Prufrock Cafe, London

An opinionated definition of third-wave coffee terms
  • Chemex: A one-piece hourglass-shaped coffeemaker that is revered by coffee purists for brewing the most impeccable coffee possible. Worth trying once or twice, but the subtle differences may not be noticeable to the average coffee drinker.
  • Cold Brew: A method where coffee is made overnight using a brewing method that requires no application of heat, resulting in coffee lower in acid and caffeine. In the warmer seasons this is a great way to make iced coffee at home.
  • Cupping: The process of tasting finished coffee, not unlike tasting wine. Coffee isn’t swallowed but is instead loudly sucked over the palate and swished around the mouth in order to identify flavour and aroma notes. Not for everyone, but an exciting way to experience coffee for all that it can be.

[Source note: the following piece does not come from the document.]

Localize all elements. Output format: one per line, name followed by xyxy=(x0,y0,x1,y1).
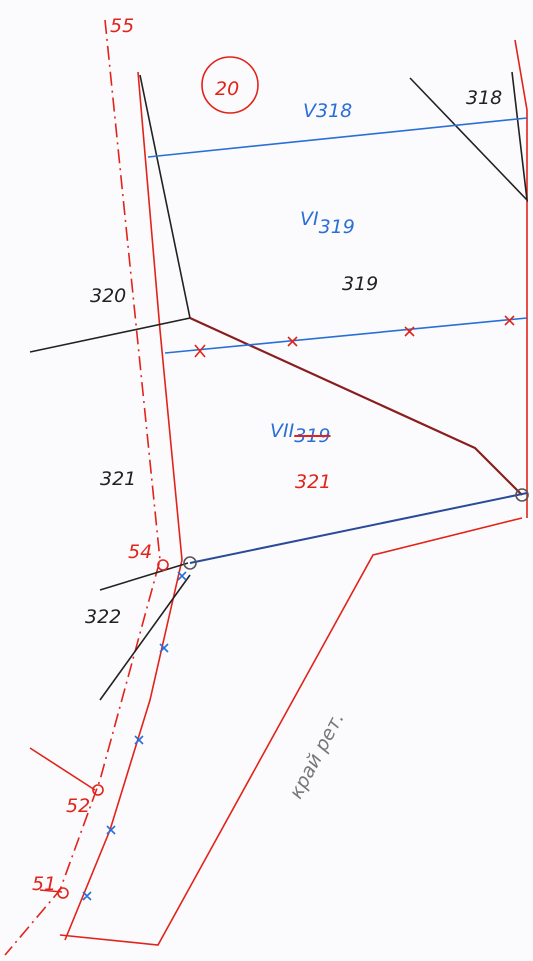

  • Direct Trade: When coffee roasters buy directly from the farm rather than from a bean broker. This results in a higher profit for the farmer and quality assurances.
  • Estate: A defining term for wine and coffee, meaning that the grapes or beans were all grown on a single farm. Most wine and coffee uses raw material from many locations.

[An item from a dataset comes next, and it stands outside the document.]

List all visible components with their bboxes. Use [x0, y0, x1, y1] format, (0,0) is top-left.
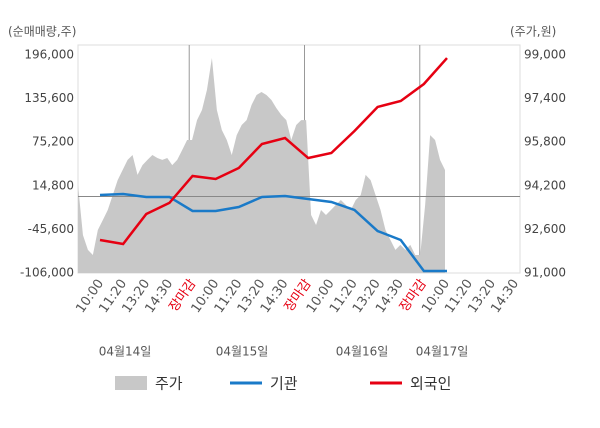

  • Fair Trade: A certification program and social movement that aims to help producers in developing countries receive a fair price for their product.
  • Latte art: Images created by pouring perfectly steamed milk into a shot of espresso, leaving a design or image behind. Watch for “bad” latte art, used by “drawing” on the top of the drink—true latte art uses only pouring motions to make the design. Latte art is more than beautiful, it signifies perfectly steamed coffee.
  • Single origin: A single type of bean, collected from a single farm and roasted using only one roasting technique.
  • Terroir: Taken from the French word for land—terre. It is the taste and flavour imparted to fruit, vegetables, meat, or dairy by the environment (soil, topography, climate) in which it is grown or raised. 
(source: http://www.buffalospree.com)
    Five steps to the best cappuccino
  1. Know where your beans come from.
  2. Freshness. "You need to know when the coffee was roasted." Three weeks is optimum.
  3. Favour a burr grinder, not one of those helicopter blades because they don't grind evenly.
  4. Get a good-quality machine with a stable temperature.
  5. Keep the frothing wand clean. "If you overheat the milk it loses its sweetness."